Las olas seguían rompiendo, mientras la brisa cargada de salitre terminaba de embotar todos mis sentidos, dejando mi consciencia a la libre merced de las brujas del mar. La tarde se pintaba con los colores de la nostalgia y las vidas que siempre soñé se retrataban fugaces en la espuma que acariciaba la negra costa. El silencio era ruido y el ruido se amortiguaba en el infinito como una lejana cadencia de susurros del ayer. No había tristeza en los suspiros, tampoco cabía, acaparaba toda la escena un surrealista desfile de imágenes proyectadas en esos ojos que todo lo registran “con sombras y a mano”. Una enorme sensación de levedad comenzó a recorrer suavemente mi espalda, traspasando el resto de mi cuerpo hasta acostarse en la planta de mis fatigados pasos, dotándome de la libertad que siempre se encierra tras la prisión de la soledad compartida.
Seguía sin aparecer la tristeza y el día, harto de sujetarse en lo alto del firmamento comenzó a elegir el traje de su despedida, sin percatarse de que entre manto y manto teñía la cúpula que comparte con la noche. La marea decidió recogerse y desnudar el escote de los acantilados, dejando sutil entrever la promesa, que mucho más allá esconde, ofreciendo su misterio para aquel que en esta vida o en otra decida vivir al otro lado.

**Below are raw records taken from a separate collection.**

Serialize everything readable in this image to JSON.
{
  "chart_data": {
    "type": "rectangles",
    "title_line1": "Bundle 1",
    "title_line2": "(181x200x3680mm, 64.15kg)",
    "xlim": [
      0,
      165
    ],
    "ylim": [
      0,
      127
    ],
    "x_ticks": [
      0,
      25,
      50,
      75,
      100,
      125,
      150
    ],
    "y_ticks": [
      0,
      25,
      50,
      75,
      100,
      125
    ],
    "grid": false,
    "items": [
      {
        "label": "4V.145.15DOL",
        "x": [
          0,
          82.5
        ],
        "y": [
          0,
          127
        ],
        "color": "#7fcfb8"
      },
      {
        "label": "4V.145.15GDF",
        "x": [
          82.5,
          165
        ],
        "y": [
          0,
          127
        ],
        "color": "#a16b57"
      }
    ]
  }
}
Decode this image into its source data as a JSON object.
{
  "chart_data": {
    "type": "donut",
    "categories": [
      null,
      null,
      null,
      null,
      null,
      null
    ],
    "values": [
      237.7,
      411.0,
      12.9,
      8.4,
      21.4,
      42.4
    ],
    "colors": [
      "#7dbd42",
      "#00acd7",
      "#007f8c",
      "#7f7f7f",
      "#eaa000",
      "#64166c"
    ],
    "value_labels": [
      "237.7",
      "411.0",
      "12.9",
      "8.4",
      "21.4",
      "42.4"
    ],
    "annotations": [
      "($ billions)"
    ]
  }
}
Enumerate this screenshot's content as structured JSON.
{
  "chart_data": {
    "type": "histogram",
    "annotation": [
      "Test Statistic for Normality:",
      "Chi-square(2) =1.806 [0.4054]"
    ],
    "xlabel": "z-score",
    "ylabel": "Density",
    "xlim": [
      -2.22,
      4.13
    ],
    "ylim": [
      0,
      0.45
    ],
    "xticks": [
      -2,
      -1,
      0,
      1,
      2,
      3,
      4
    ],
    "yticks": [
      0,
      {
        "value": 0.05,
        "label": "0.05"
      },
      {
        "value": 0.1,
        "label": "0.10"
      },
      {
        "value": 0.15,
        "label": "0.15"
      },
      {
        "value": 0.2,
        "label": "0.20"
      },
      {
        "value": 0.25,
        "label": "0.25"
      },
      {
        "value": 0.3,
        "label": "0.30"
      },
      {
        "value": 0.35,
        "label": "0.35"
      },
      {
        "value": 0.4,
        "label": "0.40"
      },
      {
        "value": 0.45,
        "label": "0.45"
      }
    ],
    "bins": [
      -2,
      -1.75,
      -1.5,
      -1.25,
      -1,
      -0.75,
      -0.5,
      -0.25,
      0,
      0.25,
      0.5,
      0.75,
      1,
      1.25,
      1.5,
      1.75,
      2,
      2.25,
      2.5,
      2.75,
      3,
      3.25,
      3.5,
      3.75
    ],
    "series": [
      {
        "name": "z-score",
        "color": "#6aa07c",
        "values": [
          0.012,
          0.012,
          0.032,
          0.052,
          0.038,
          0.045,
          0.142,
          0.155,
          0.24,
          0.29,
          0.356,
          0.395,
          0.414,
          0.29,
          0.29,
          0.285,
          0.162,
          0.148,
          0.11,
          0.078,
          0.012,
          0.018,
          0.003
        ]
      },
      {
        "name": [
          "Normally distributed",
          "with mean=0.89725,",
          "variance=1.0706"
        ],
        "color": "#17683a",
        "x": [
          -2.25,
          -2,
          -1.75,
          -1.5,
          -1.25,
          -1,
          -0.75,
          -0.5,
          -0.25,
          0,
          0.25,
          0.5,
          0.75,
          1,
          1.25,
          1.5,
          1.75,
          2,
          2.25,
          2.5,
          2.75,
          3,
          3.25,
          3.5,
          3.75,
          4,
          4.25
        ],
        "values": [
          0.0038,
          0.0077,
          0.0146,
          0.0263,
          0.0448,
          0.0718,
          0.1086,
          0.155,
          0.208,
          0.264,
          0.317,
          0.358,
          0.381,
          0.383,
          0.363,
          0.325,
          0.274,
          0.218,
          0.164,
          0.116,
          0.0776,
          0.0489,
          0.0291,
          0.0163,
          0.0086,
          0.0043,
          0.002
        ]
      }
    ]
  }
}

El sol, finalmente, se despidió con un rojo guiño, la noche me besó la nuca y nadie comenzó a estar presente. A esa hora todo seguía bien, la libertad campando a sus anchas, la soledad brindándome lo mejor de su compañía, la tristeza no presente y yo en ninguna parte, pendiente de que mi sin sentido cupiese en algún recipiente, para después destilarlo y beber de su esencia cada día en los que la vida me sobrepase con elementos objetivos, disfrazados de realidad.